A few days later, the host sends
a video of the reading; so nice to hear
the features again, phrases I missed,
narratives to relive and savor, and then
there’s the open. Too anxious to wait,
I fast forward to me, hear the phone
loud as Big Ben at midnight and again
cringe at virtual timing.

What I missed the first time now
makes me chuckle. Several poets
get up, checking their phones, sighing
before returning to their virtual square
on the screen.

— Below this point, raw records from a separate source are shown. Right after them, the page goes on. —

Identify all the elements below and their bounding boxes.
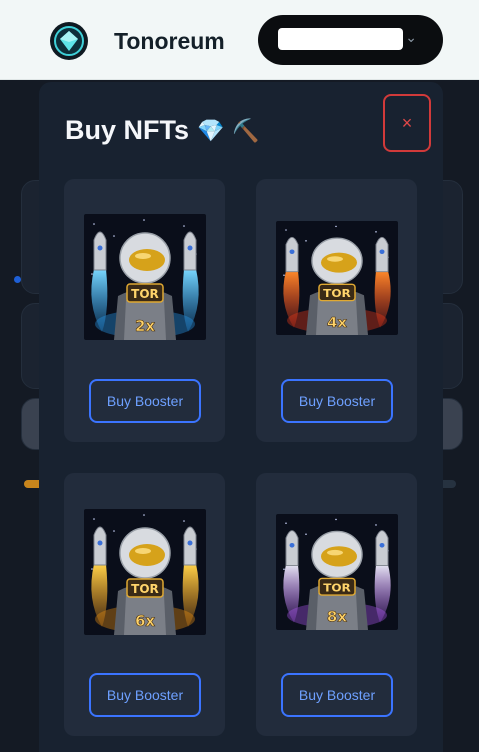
- booster-image-4x: TOR4x 4x: [276, 221, 398, 335]
- booster-card-2x: TOR2x 2x Buy Booster: [64, 179, 225, 442]
- buy-booster-button[interactable]: Buy Booster: [281, 673, 393, 717]
- booster-image-6x: TOR6x 6x: [84, 509, 206, 635]
- svg-text:6x: 6x: [135, 612, 155, 630]
- buy-booster-button[interactable]: Buy Booster: [89, 379, 201, 423]
- chevron-down-icon: ⌄: [405, 29, 417, 45]
- diamond-icon: 💎: [197, 117, 225, 143]
- top-bar: Tonoreum ⌄: [0, 0, 479, 80]
- svg-text:8x: 8x: [327, 610, 348, 625]
- svg-text:2x: 2x: [135, 317, 155, 335]
- close-button[interactable]: ×: [383, 94, 431, 152]
- booster-card-4x: TOR4x 4x Buy Booster: [256, 179, 417, 442]
- buy-booster-button[interactable]: Buy Booster: [281, 379, 393, 423]
- booster-image-2x: TOR2x 2x: [84, 214, 206, 340]
- wallet-address-redacted: [278, 28, 403, 50]
- booster-card-8x: TOR8x 8x Buy Booster: [256, 473, 417, 736]
- background-dot: [14, 276, 21, 283]
- modal-title-text: Buy NFTs: [65, 115, 190, 145]
- tonoreum-logo-icon[interactable]: [50, 22, 88, 60]
- booster-image-8x: TOR8x 8x: [276, 514, 398, 630]
- svg-text:4x: 4x: [327, 315, 347, 330]
- svg-text:TOR: TOR: [131, 287, 159, 301]
- pickaxe-icon: ⛏️: [232, 117, 260, 143]
- modal-title: Buy NFTs 💎 ⛏️: [65, 115, 260, 146]
- wallet-button[interactable]: ⌄: [258, 15, 443, 65]
- svg-text:TOR: TOR: [323, 287, 351, 300]
- buy-nfts-modal: Buy NFTs 💎 ⛏️ × TOR2x 2x Buy Booster TOR…: [39, 82, 443, 752]
- close-icon: ×: [401, 112, 413, 133]
- booster-card-6x: TOR6x 6x Buy Booster: [64, 473, 225, 736]
- buy-booster-button[interactable]: Buy Booster: [89, 673, 201, 717]
- brand-name: Tonoreum: [114, 28, 225, 54]
- svg-text:TOR: TOR: [323, 581, 351, 594]
- svg-text:TOR: TOR: [131, 582, 159, 596]
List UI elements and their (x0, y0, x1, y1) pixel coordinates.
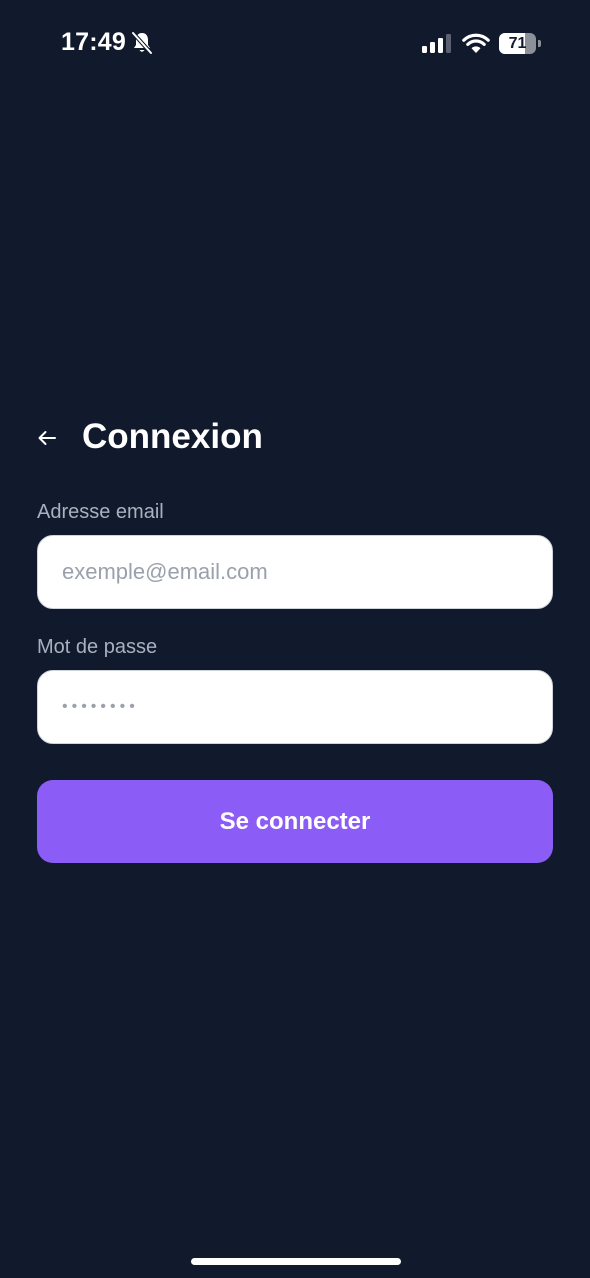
wifi-icon (462, 33, 490, 53)
home-indicator (191, 1258, 401, 1265)
battery-icon: 71 (499, 33, 542, 54)
battery-body: 71 (499, 33, 536, 54)
status-time: 17:49 (61, 28, 126, 56)
battery-tip (538, 40, 541, 47)
bell-slash-icon (131, 31, 153, 55)
password-input[interactable] (37, 670, 553, 744)
page-title: Connexion (82, 417, 263, 456)
cellular-signal-icon (422, 34, 451, 53)
email-input[interactable] (37, 535, 553, 609)
back-button[interactable] (30, 420, 64, 456)
status-bar: 17:49 71 (0, 0, 590, 88)
battery-level: 71 (508, 35, 527, 52)
password-label: Mot de passe (37, 636, 158, 658)
arrow-left-icon (38, 431, 56, 445)
email-label: Adresse email (37, 501, 164, 523)
login-button[interactable]: Se connecter (37, 780, 553, 863)
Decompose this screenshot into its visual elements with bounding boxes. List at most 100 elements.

I want to shout “It was me,
my phone rang – so sorry to interrupt”
but I know it’s too late for that.

Two days later, I attend another reading,
my time at the open mic, I hold my breath
that the phone will not ring and it doesn’t.
Instead, Snickers, our watchdog,
starts a chorus of barking, joined by
our other dog, Ruffles, just as I start reading.
No way to shut the door, tell them to shut up,
I just read my poem through gritted teeth
at the sheer injustice of virtual timing.

I’m the last reader, we say goodbye, click off
quick and clean; dogs still barking an alarm,
I race to look out the window and smile
to see three baby bunnies running in circles
to catch each other, a hopping game of tag,
so cute, so small, so clear why the dogs
are alerting me.

When the video arrives in my inbox,
I click off without watching it; instead,
I sit watching our front lawn for bunnies,
the dogs quiet beside me.

~ J R Turek
June 27, 2020
Hour 7

Genius At Work

Genius At Work

My desk is littered with lists
do this by then, that before when,
remember this, don’t forget that
and when I need to find the thing
that is chomping at my to-do clock,
that thing I know I need to do now,
the thing I can’t remember what
maybe even why, I can’t find it.

Scraps of paper stack up in wild piles
a Jenga game gone wrong from the start;
when I sweep them up to neaten them,
towers topple, pages take wing, fly
to freedom under/behind the bookcase
or line the floor like errant throw rugs
with verse fragments written on them,
poetic lines to find a place for, grocery
lists from last month.

I get distracted by too-small scripted words
that mimic extinct birds flying overhead,
scrawled words with exclamation marks,
clouds and stars signaling their hierarchy
on the wow-write-this-now-scale,
or hieroglyphics of pyramid proportions
that keep me inspired for hours, writing
about what I think I was jotting down
but most times just writing and writing.

I’m a list maker, no reforming me.
I never toss them, they span decades
of do this and I didn’t, go there before
and I missed it, don’t forget and I did.
My friend tells me to use a calendar
to jot down important dates and info but
I have yet to find a calendar with boxes
big enough to hold the reams of written-
on stacks that keep my desk useful.

~ J R Turek
June 27, 2020
Hour 6

Metaphoric to Sink Your Teeth Into

Metaphoric to Sink Your Teeth Into

A friend recently said
poetry is like a tube of toothpaste.
That’s it, that’s all he said.

I told a friend that this friend
said this about poetry
and she said, that’s ridiculous.

Perhaps, but I get it.
Once poetry is squeezed out,
you can’t put it back.

Once a person writes a poem
they become a poet.
Once a poet, always a poet.

Once a poem is read,
you can’t pack it back up
and shove it into the tube.

No cramming your words
back in when they are set free
spread wings and fly.

And, anyway, why would you want
to stifle inspiration, flavored and
fluorided to prevent gingivitis.

Next time you hold that tube
in your hands, think about how
your words will be minty fresh,

your verses scrubbed to remove tartar
of dull words and lackluster images,
similes like a bright shiny smile, and

promote oral hygiene, reduce the plaque
of quotes that plague your epigraphs
with common clichés.

Next time you squeeze that tube,
imagine newbie poems waiting to fill
your mouth and mind with dentrific brilliance.